Steiner, yang kini menjadi bagian dari konsorsium pemilik tim Red Bull KTM Tech3, mengungkapkan bahwa pengalamannya di paddock MotoGP telah mengubah cara pandangnya terhadap profesi pembalap motor.
Pria berusia 61 tahun ini terkejut dengan besarnya porsi latihan fisik yang harus dijalani para pembalap di luar akhir pekan balapan.
“Hal yang paling mengejutkan bagi saya adalah betapa berbeda profesi pembalap motor dibandingkan pembalap mobil. Mungkin karena ketidaktahuan, saya sempat meremehkan seberapa keras mereka berlatih menggunakan motor,” ujar Steiner.
Ia menceritakan pengalamannya saat bertanya kepada para pembalap tentang aktivitas yang mereka lakukan di antara seri balapan.
“Saya pernah bertanya, 'Apa yang kalian lakukan untuk mempersiapkan diri di antara balapan?' Mereka menjawab, 'Kami naik motor.' Saya sempat bingung dan bertanya lagi, 'Maksudnya benar-benar mengendarai motor?' Ternyata memang begitu,” jelasnya.

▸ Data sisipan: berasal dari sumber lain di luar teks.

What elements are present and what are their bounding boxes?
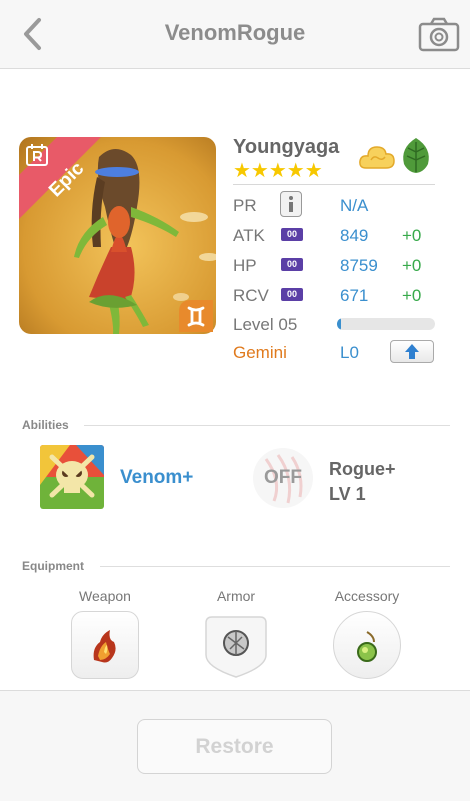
hp-value: 8759 — [340, 256, 378, 275]
info-icon[interactable] — [280, 191, 302, 217]
leaf-icon — [398, 136, 434, 174]
atk-badge: 00 — [281, 228, 303, 241]
zodiac-label: Gemini — [233, 343, 287, 362]
pr-label: PR — [233, 196, 257, 215]
pr-value: N/A — [340, 196, 369, 215]
abilities-section-title: Abilities — [22, 418, 69, 432]
venom-skill-icon[interactable] — [40, 445, 104, 509]
rcv-badge: 00 — [281, 288, 303, 301]
accessory-icon — [357, 631, 377, 662]
rogue-skill-icon[interactable]: OFF — [252, 447, 314, 509]
accessory-slot[interactable] — [333, 611, 401, 679]
armor-label: Armor — [216, 588, 256, 604]
star-rating: ★★★★★ — [233, 160, 323, 182]
camera-icon — [418, 17, 460, 52]
weapon-icon — [93, 630, 116, 663]
zodiac-level: L0 — [340, 343, 359, 362]
atk-label: ATK — [233, 226, 265, 245]
hp-label: HP — [233, 256, 257, 275]
rogue-skill-level: LV 1 — [329, 484, 366, 504]
arrow-up-icon — [405, 344, 419, 359]
page-title: VenomRogue — [164, 20, 306, 45]
venom-skill-label: Venom+ — [120, 467, 194, 488]
armor-icon — [223, 630, 249, 656]
rcv-label: RCV — [233, 286, 269, 305]
level-progress-fill — [337, 318, 341, 330]
armor-slot[interactable] — [202, 611, 270, 679]
restore-button[interactable]: Restore — [137, 719, 332, 774]
character-name: Youngyaga — [233, 136, 340, 158]
camera-button[interactable] — [418, 16, 460, 52]
abilities-divider — [84, 425, 450, 426]
level-label: Level 05 — [233, 315, 298, 334]
hp-badge: 00 — [281, 258, 303, 271]
atk-value: 849 — [340, 226, 369, 245]
weapon-slot[interactable] — [71, 611, 139, 679]
cloud-icon — [358, 140, 396, 174]
rogue-skill-name: Rogue+ — [329, 459, 396, 479]
hp-bonus: +0 — [402, 256, 422, 275]
accessory-label: Accessory — [334, 588, 400, 604]
name-divider — [233, 184, 435, 185]
rogue-skill-label: Rogue+ LV 1 — [329, 457, 396, 507]
equipment-divider — [100, 566, 450, 567]
rarity-r-icon — [25, 143, 49, 167]
weapon-label: Weapon — [79, 588, 131, 604]
rcv-bonus: +0 — [402, 286, 422, 305]
level-progress-bar — [337, 318, 435, 330]
rogue-skill-state: OFF — [264, 467, 302, 488]
rcv-value: 671 — [340, 286, 369, 305]
gemini-icon — [179, 300, 213, 332]
atk-bonus: +0 — [402, 226, 422, 245]
equipment-section-title: Equipment — [22, 559, 84, 573]
zodiac-upgrade-button[interactable] — [390, 340, 434, 363]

Menurut Steiner, para pembalap rutin berlatih motocross dan berbagai jenis latihan berkendara untuk melatih keseimbangan serta kemampuan mengendalikan motor. Kebiasaan ini menjadi perbedaan mencolok dibandingkan dengan Formula 1, di mana pembalap lebih banyak mengandalkan simulator untuk menjaga performa dan mempelajari karakter lintasan.
“Di Formula 1, simulator memang sangat penting. Latihannya lebih banyak menguras mental daripada fisik. Jika menabrak dinding di simulator, Anda tinggal menekan tombol dan memulai lagi. Tetapi jika mengalami kecelakaan saat latihan motocross, ambulans yang akan datang menjemput. Itu perbedaan terbesar yang saya rasakan,” tambahnya.
Steiner menilai faktor fisik memiliki pengaruh jauh lebih besar terhadap hasil balapan di MotoGP dibanding Formula 1. Pembalap dituntut untuk menjaga kebugaran sepanjang musim melalui latihan intensif yang tetap memiliki risiko cedera.
Saat ini, tim Tech3 berada di posisi kedelapan klasemen konstruktor dengan mengumpulkan 79 poin sepanjang musim. Steiner juga dihadapkan pada keputusan penting untuk menentukan susunan pembalap menghadapi MotoGP 2027, mengingat kontrak Maverick Vinales dan Enea Bastianini akan berakhir pada penghujung musim ini.
Beberapa nama seperti Luca Marini, Brad Binder, dan talenta muda Senna Agius mulai dikaitkan sebagai kandidat pengisi kursi Tech3 untuk musim mendatang.